Nobody is forced to go in a pub, and not all pubs will suit everyone. Get over yourselves and learn to live with it.


  1. Get over yourselves and learn to live with it.

    And that concludes the Pub Curmudgeon's contribution to Women In Pubs Week.

    Seriously, I know it's not the angle you want to pursue (and it's your blog!), but I really think gender is a much bigger issue than social class in this discussion.

  2. You're forcing your own agenda on it there, Phil.

    In fact one point I ended up deleting from the final version was "and you'll probably find most of these supposedly female-unfriendly pubs have plenty of female customers".

    And why is it seen as so desirable that solitary female customers should be welcomed in pubs when solitary male customers are dismissed as saddo losers?

  3. Be honest Mudgie the majority of
    pus have become the last haven
    for saddos,loners,freaks and unloved tarts.There are exceptions ,of course ,usually frequented by well mannered ,well spoken ,boring mutants.

    PS A well known large FREE HOUSE
    popular with of duty teachers and social workers in Ashton u Lyne,Greater Manchester
    (THE WITCHWOOD) claimed by its fans to be immune to the SMOKING BAN SALE
    Naturaly the local SPOONS will be delighted

    Nick O'Teen

  4. I see plenty of old blokes drinking in brewdog bars. Staff are very non judgemental, perhaps a more inclusive atmosphere than anywhere else

  5. I certainly don't dismiss lone male drinkers as saddo losers, not least because 19 times out of 20 I'm a lone male drinker myself! I think making pubs a less offputting environment for lone female drinkers would be a very good idea, for the simple reason that I could have been born female & assume I would still have liked beer.

  6. But it has to be recognised that women are different from men, and one of the key points of difference is that women are much less likely to have solitary, obsessive interests. So they're less likely to be trainspotters, less likely to be beer anoraks, and less likely to want to go to the pub on their own.

    I honestly don't think that the vast majority of the pubs I visit are in any way female-unfriendly, it's just that women just aren't interested in going there on their own. I could point to large numbers of pubs that have numerous female customers, often in all-female groups.

  7. crikey, you're milking this one.

    Bullying occurs in many environments, from schools to work places. It's nasty and should not happen but all attempts to stop it don't really work. Inadequate people need to make others feel bad in order to feel good. It's human nature.

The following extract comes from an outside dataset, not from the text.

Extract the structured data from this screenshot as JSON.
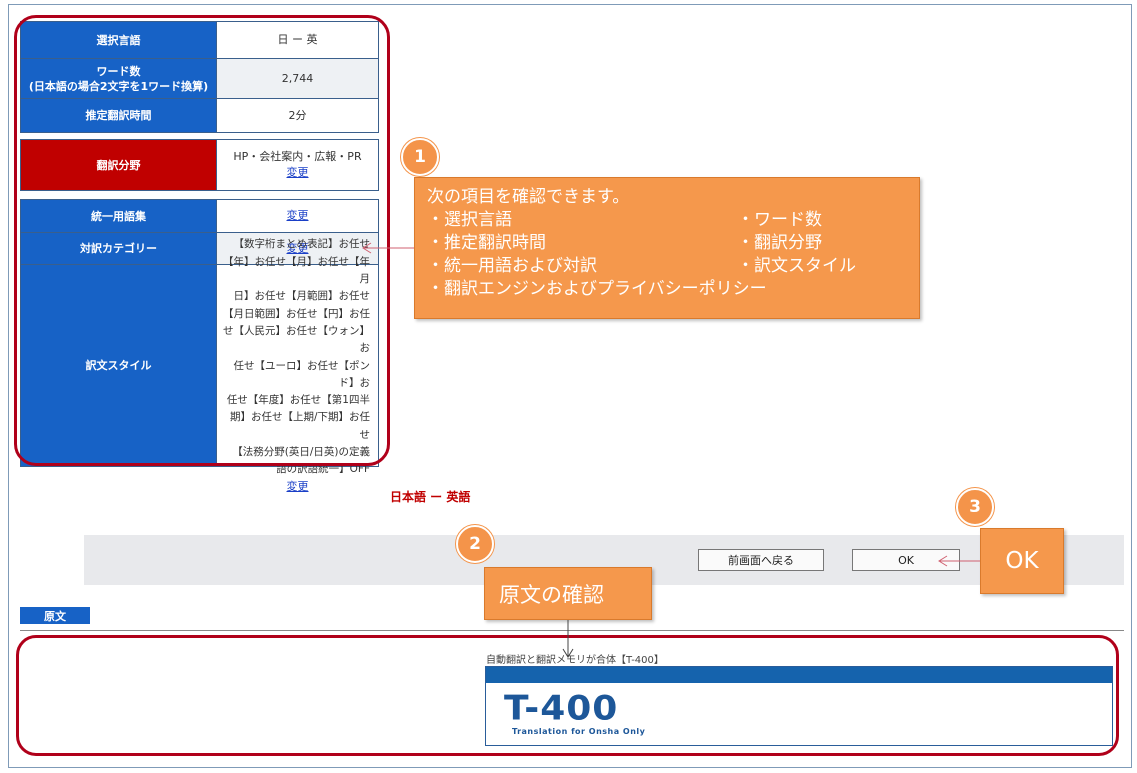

    I'm a believer in the give a bully a bitch slap approach, which tends to be frowned on these days.

    Sadly though, not everywhere is going to be welcoming to everyone. Humanity is tribal and the tribes need their own club houses. You've gotta know what tribe you belong to.

  8. Late to the party, but I do not think this post is milking it at all.

    Since the smoking ban, pubs seem to have become homogenous, catering only for a certain type of customer -- and not the one who frequented pubs before July 1, 2007. Smokers constituted 65% of pub patrons according to a Marketing Week survey published that summer.

    That leaves me and my better half at home.